Het is een hele reis en na een uurtje door een soort pijp geschoten te zijn zie ik het lichtpunt steeds groter worden.  Daarna kom ik in een niet meetbaar grote ruimte, met heel veel licht en een heerlijke warmte. En wat het mooiste van alles is: er is een overweldigend gevoel van liefde.

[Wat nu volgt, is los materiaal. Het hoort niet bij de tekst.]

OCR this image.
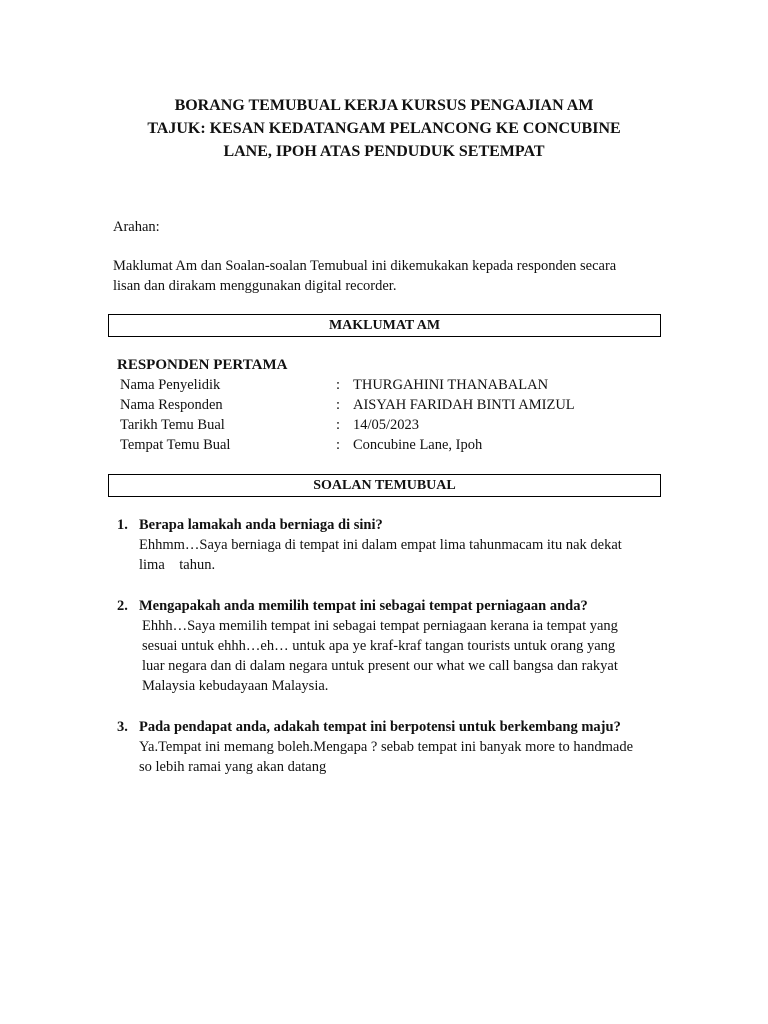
BORANG TEMUBUAL KERJA KURSUS PENGAJIAN AM
TAJUK: KESAN KEDATANGAM PELANCONG KE CONCUBINE
LANE, IPOH ATAS PENDUDUK SETEMPAT
Arahan:
Maklumat Am dan Soalan-soalan Temubual ini dikemukakan kepada responden secara
lisan dan dirakam menggunakan digital recorder.
MAKLUMAT AM
RESPONDEN PERTAMA
Nama Penyelidik	: THURGAHINI THANABALAN
Nama Responden	: AISYAH FARIDAH BINTI AMIZUL
Tarikh Temu Bual	: 14/05/2023
Tempat Temu Bual	: Concubine Lane, Ipoh
SOALAN TEMUBUAL
1. Berapa lamakah anda berniaga di sini?
Ehhmm…Saya berniaga di tempat ini dalam empat lima tahunmacam itu nak dekat
lima    tahun.
2. Mengapakah anda memilih tempat ini sebagai tempat perniagaan anda?
Ehhh…Saya memilih tempat ini sebagai tempat perniagaan kerana ia tempat yang
sesuai untuk ehhh…eh… untuk apa ye kraf-kraf tangan tourists untuk orang yang
luar negara dan di dalam negara untuk present our what we call bangsa dan rakyat
Malaysia kebudayaan Malaysia.
3. Pada pendapat anda, adakah tempat ini berpotensi untuk berkembang maju?
Ya.Tempat ini memang boleh.Mengapa ? sebab tempat ini banyak more to handmade
so lebih ramai yang akan datang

Dat duurt niet lang. Een stem zegt: “geniet, want dit duurt weliswaar eindeloos maar niet oneindig. Straks ga je weer terug en ben je weer een druppel in de oceaan. Daar moet je opnieuw gaan zwemmen tot je het einde van de oceaan hebt gevonden. En als je dat niet kunt vinden dan kom je hier weer terug  en wordt je na een tijd die eindeloos en toch kort is vanuit hier opnieuw uitgestuurd. Om opnieuw in de oceaan het einde te zoeken. Dat zul je nooit vinden en dus zul je eindeloos steeds maar opnieuw leven. Maar dat maakt niet uit want alles is eindeloos en zoals je intussen al weet: in de werkelijkheid bestaat geen tijd, tijd is een illusie.”

 

 

Noot: de afbeeldingen zijn van glas-in-lood werkstukken  “ik ervaar” . “Fuerte Ventura” en “zeemonster”.